Der Gesamtkirchengemeinderat

Der Gesamtkirchengemeinderat Tübingen 2008

Dem Gesamtkirchengemeinderat gehören an:
1. die beiden Vorsitzenden der beteiligten Kirchengemeinderäte
2. der/die Dekan/in
3. die Pfarrerinnen und Pfarrer der Gesamtkirchengemeinde und zwei Studierendenpfarrer/innen
4. der/die Kirchenpfleger/in der Gesamtkirchengemeinde
5. weitere von den beteiligten Kirchengemeinderäten aus ihrer Mitte zu wählende  Mitglieder, und zwar:
Stiftskirchengemeinde   4
Jakobuskirchengemeinde   3
Eberhardskirchengemeinde   4
Martinskirchengemeinde   4
Stephanuskirchengemeinde   4
Albert-Schweitzer-Kirchengemeinde  3
Dietrich-Bonhoeffer-Kirchengemeinde 3

6. die vom Gesamtkirchengemeinderat nach § 52 Abs. 2 KGO zugewählten Mitglieder.

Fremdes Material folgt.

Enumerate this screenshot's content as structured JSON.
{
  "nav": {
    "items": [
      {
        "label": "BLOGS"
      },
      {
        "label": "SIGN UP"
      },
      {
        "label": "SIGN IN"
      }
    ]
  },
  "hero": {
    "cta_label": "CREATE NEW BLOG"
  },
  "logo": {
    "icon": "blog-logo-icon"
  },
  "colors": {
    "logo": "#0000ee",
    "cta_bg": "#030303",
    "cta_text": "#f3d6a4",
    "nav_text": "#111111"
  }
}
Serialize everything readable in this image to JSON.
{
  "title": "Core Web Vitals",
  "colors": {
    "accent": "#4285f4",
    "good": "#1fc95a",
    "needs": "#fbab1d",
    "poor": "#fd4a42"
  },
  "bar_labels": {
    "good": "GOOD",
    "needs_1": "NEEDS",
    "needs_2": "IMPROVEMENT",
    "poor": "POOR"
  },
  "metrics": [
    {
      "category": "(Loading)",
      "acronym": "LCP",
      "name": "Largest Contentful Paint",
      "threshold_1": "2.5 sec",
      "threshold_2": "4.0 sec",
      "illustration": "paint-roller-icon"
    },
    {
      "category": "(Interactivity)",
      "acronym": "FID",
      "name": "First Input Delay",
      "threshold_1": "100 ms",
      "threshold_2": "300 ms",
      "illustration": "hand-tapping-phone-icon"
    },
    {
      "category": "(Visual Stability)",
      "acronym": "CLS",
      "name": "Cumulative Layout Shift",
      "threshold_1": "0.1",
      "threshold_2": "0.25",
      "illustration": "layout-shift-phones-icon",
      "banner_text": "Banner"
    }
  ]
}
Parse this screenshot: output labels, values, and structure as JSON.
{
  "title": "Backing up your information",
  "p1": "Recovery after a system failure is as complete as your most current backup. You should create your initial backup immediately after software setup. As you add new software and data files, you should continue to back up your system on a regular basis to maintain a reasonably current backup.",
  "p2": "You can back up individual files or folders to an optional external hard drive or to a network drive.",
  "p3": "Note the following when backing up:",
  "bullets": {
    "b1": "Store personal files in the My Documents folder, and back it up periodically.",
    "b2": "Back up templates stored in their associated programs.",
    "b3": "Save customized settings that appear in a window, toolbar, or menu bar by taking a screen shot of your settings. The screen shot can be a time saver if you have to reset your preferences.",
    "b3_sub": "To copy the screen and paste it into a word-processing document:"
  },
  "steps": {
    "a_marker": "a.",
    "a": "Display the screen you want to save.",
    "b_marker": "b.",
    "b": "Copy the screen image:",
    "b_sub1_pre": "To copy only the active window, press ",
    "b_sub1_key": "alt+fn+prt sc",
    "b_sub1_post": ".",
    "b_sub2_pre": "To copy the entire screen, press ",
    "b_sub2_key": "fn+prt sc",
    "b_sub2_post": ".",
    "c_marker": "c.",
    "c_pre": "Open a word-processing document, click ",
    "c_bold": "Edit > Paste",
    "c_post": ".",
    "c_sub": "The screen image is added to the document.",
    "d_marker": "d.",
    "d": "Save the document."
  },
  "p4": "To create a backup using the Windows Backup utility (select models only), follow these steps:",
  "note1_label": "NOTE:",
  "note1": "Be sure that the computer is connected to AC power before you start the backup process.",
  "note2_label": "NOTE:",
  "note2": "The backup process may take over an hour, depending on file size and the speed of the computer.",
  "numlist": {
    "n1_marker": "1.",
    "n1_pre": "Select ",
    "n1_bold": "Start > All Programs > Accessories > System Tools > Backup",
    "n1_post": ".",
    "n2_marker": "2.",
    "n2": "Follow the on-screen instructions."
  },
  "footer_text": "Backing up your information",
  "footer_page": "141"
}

Für jedes Mitglied ist ein stellvertretendes Mitglied zu bestellen, das im Falle des Ausscheidens und der Verhinderung eintritt.

 

Zuständigkeit des Gesamtkirchengemeinderats
Dem Gesamtkirchengemeinderat bleibt - nach Vorberatung durch den Engeren Rat - die Beschlussfassung vorbehalten über:


1. Änderung und Aufhebung der Ortssatzung


2. Veränderungen der räumlichen Begrenzung der Kirchengemeinden und Aufnahme oder  Bildung neuer Kirchengemeinden


3. Feststellung des Haushaltsplans der Gesamtkirchengemeinde, Feststellung der Jahresrechnung, Entlastung desKirchenpflegers/der Kirchenpflegerin, der beiden Vorsitzenden und weiterer Personen, die für den Vollzug des Haushaltsplanes und für die Ausführung der dazu ergangenen Beschlüsse zuständig waren.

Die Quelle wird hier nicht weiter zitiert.